Let us count the ways …

To break the same heart with the same shitty diagnosis over and over again.

Mar 2010 – Doc tells me some bullshit. My heart sinks at the look in her eyes. I know it’s bad.

March 2010 – Driving home, Jay reads to me from the Internet about Duchenne. I almost wreck my car. I think I have my first panic attack.

March 2010 – We tell the older kids. Their breaking hearts breaks mine all over again.

March 2010 – telling relative after relative, friend after friend…no one takes it well. i match them tear for tear.

March 2010 – initial test results come back – extremely high creative levels. indicative of duchenne. I think of getting in bed and not getting out. Ever.

April 2010 – lab results return – positive for duchenne. My whole world crumbled. There just aren’t any words to describe the feeling you get the moment you find out –for sure — that there isn’t a fucking thing you can do to stop your son from deteriorating in front of your eyes over the course of the next 10-15 years if you’re lucky.
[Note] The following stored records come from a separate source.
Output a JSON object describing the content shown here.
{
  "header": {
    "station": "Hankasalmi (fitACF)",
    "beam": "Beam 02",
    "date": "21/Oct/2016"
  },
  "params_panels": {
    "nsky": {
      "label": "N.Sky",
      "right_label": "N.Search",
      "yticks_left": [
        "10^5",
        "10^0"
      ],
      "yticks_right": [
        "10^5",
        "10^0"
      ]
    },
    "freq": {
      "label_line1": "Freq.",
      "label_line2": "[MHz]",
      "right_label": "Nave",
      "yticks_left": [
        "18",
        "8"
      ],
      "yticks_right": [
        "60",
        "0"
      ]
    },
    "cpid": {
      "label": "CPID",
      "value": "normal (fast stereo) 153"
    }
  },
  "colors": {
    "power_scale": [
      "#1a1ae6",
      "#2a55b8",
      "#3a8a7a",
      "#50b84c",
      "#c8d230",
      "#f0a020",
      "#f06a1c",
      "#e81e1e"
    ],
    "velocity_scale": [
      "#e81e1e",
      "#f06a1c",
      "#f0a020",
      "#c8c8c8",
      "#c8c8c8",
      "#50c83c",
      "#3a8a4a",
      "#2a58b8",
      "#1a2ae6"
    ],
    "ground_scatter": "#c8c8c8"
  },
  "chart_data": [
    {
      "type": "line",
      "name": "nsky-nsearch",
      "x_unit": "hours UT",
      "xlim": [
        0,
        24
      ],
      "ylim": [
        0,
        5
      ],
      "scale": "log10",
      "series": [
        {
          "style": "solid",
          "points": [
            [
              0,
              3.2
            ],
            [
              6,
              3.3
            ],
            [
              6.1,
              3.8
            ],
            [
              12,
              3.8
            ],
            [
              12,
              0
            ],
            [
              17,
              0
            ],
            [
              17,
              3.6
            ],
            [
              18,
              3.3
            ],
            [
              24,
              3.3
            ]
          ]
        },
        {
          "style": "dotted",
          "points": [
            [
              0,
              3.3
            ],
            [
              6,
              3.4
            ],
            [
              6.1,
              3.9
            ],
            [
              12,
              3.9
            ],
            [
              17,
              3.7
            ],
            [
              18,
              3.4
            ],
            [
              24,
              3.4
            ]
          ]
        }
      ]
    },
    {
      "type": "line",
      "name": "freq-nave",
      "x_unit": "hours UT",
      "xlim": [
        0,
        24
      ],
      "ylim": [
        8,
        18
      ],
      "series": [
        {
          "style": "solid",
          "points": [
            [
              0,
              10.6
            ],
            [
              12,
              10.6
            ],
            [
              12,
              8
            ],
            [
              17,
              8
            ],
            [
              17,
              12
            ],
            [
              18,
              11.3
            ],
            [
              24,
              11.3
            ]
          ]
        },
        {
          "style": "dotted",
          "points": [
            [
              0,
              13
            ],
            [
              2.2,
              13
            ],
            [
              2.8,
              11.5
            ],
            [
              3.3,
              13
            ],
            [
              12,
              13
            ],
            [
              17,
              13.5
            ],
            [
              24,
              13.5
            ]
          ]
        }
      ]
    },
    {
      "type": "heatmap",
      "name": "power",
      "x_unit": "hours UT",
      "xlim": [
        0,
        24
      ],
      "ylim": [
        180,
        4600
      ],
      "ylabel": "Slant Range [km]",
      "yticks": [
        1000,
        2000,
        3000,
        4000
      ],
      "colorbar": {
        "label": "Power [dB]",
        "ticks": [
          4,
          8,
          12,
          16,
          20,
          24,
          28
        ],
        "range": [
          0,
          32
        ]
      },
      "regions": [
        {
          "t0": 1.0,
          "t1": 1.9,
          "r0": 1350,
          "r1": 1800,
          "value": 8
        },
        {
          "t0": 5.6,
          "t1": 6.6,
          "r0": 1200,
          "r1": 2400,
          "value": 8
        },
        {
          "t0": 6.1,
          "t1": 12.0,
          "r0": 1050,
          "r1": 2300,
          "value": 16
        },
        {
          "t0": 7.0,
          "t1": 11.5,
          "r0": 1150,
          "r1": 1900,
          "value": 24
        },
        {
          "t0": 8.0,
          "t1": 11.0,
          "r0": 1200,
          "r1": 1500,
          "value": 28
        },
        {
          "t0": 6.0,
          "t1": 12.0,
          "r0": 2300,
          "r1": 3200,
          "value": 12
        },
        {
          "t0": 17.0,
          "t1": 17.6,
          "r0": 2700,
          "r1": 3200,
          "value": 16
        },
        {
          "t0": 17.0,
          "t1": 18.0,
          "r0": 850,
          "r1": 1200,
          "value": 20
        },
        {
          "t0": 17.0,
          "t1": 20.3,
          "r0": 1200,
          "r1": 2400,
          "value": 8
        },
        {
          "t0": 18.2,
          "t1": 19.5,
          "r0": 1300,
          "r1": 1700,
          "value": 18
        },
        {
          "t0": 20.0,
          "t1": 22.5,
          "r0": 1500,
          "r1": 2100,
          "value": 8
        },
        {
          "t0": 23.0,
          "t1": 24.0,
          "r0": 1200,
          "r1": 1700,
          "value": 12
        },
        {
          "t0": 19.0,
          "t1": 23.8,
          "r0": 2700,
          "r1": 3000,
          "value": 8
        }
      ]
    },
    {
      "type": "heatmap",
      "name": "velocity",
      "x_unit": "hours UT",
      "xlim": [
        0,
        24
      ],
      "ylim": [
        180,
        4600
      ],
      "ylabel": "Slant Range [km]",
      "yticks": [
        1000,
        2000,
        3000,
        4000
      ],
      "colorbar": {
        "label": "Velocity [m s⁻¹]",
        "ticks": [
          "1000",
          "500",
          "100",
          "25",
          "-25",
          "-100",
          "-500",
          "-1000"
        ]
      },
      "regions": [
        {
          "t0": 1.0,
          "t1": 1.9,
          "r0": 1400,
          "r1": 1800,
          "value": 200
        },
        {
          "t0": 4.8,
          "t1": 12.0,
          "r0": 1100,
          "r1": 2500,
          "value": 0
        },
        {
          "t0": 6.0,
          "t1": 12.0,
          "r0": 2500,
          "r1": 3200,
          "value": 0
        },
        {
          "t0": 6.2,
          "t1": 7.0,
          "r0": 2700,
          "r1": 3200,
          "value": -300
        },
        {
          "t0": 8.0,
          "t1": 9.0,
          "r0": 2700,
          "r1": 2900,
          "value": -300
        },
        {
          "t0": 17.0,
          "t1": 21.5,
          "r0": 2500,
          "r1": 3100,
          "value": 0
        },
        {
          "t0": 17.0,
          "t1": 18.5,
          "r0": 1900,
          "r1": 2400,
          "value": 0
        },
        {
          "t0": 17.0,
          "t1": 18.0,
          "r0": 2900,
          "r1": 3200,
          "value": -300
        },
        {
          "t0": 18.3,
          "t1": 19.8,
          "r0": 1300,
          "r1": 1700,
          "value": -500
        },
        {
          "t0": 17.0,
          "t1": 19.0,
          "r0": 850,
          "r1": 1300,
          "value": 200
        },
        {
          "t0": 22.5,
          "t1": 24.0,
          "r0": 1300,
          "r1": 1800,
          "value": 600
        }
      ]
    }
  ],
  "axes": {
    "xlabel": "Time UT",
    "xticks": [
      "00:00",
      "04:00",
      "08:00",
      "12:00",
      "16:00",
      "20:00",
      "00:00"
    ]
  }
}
Do I sound crazy or bitter? I am.

May 2010 – More results from dna testing – Deletions 45-52. Whatever the fuck that means. I know now what the fuck that means. It means my son is very close to having a medication that can slow his progression, only so far it’s only available to kids who can walk (in other words, kids that they can measure progress with). As soon as it is approved, he can get it supposedly, but that’s years in the future. I don’t know what our future looks like.

Broken heart every time he falls. Every time he breaks something. Every time he loses another function. Every time he cries because he can’t do something anymore. Every time he coughs or wheezes or can’t catch his breath. Every time we have to sleep in shifts so someone can make sure he’s breathing ok. Every time he searches the internet for more clues to his life. Every inch he gets closer to finding out one day that …. well, he’s going to find out one day, and I’m going to have to comfort him. I don’t have any magic words. I don’t think I’ll have any words at all at that moment. Just a broken heart.